The Claimant submitted that Williams was not an employer / employee case and the case was fought to trial on the agreement that there was no evidence of what they did or did not know. Underhill LJ asked if the Claimant argues that they would be part of organisations and whilst they could not say, he found it surprising if the largest plumbing companies in the locale, was not part of some trade association.
The Claimant argued that during employment it was impossible to measure exposures save for specialised universities and governmental departments. Measurement was not available to companies. Further it was argued that the conversion between particles (everything in the air) and fibres was so uncertain even if measured it could not be interpreted so to inform an employer. The lack of proper testing was so bad, it was argued that the government had to step in and produce TDN 42 to provide some guidance in 1970’s.
It was said that EH 36 does not exonerate the Defendant and use of it by the Defendant was selective because it clearly shows that the dangers where identified. There was reference to paragraph 10 and the need to notify the HMFI is crocidolite was being removed and where it was unknown the asbestos was to be treated as crocidolite. Further, the Claimant referred to the general precautions at paragraph 15 and 18 to say that there was a need to reduce to the lowest practicable levels and specific guidance was given on how to reduce exposure. EH36 did not represent an authority for exposure without measures being taken.

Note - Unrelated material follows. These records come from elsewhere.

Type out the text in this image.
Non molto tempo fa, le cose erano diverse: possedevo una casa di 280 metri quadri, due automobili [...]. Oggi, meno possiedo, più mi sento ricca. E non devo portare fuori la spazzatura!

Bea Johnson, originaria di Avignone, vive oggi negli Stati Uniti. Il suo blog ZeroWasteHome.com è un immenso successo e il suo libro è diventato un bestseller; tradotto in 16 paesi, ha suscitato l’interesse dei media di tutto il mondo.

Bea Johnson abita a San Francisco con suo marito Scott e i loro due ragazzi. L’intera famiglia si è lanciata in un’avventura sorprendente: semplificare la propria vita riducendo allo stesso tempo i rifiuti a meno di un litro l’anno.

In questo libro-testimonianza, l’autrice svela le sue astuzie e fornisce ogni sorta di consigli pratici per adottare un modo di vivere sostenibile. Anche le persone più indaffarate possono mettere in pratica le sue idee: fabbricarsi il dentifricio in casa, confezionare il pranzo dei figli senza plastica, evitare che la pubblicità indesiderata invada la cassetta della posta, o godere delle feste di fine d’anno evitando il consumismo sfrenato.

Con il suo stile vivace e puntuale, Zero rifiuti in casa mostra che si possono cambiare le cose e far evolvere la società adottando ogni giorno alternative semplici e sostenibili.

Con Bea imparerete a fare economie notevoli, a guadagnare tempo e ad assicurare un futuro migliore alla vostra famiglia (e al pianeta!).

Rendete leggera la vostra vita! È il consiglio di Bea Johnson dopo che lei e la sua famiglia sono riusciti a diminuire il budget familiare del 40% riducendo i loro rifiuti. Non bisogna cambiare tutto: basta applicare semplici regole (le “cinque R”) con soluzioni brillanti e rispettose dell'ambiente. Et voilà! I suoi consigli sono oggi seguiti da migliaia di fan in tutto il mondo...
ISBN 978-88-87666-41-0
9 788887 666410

In short, the claimant in Bussey, sought to argue that the decision in Williams was reached ‘per incuriam’ i.e. a lack of due regard to the law or the facts and should not be followed. Instead, the claimant argued that the formulation of the test of reasonable foreseeability as seen in the Court of Appeal decisions of Maguire and Jeromson should be applied i.e. that the defendant should be found to be in breach of their common law duty of care due to his failure to reduce his employee’s exposure to the greatest extent possible.
The test, as formulated in Williams has been followed in several subsequent first instance decisions, as we discussed in our Mesothelioma Breach of Duty Guide (here). As such, the appeal in Bussey is of great interest and its outcome of significant implication.
Rupert Jackson LJ, Underhill LJ and Moylan LJ reserved Judgment. We will report on the outcome of the hearing as soon as it is handed down.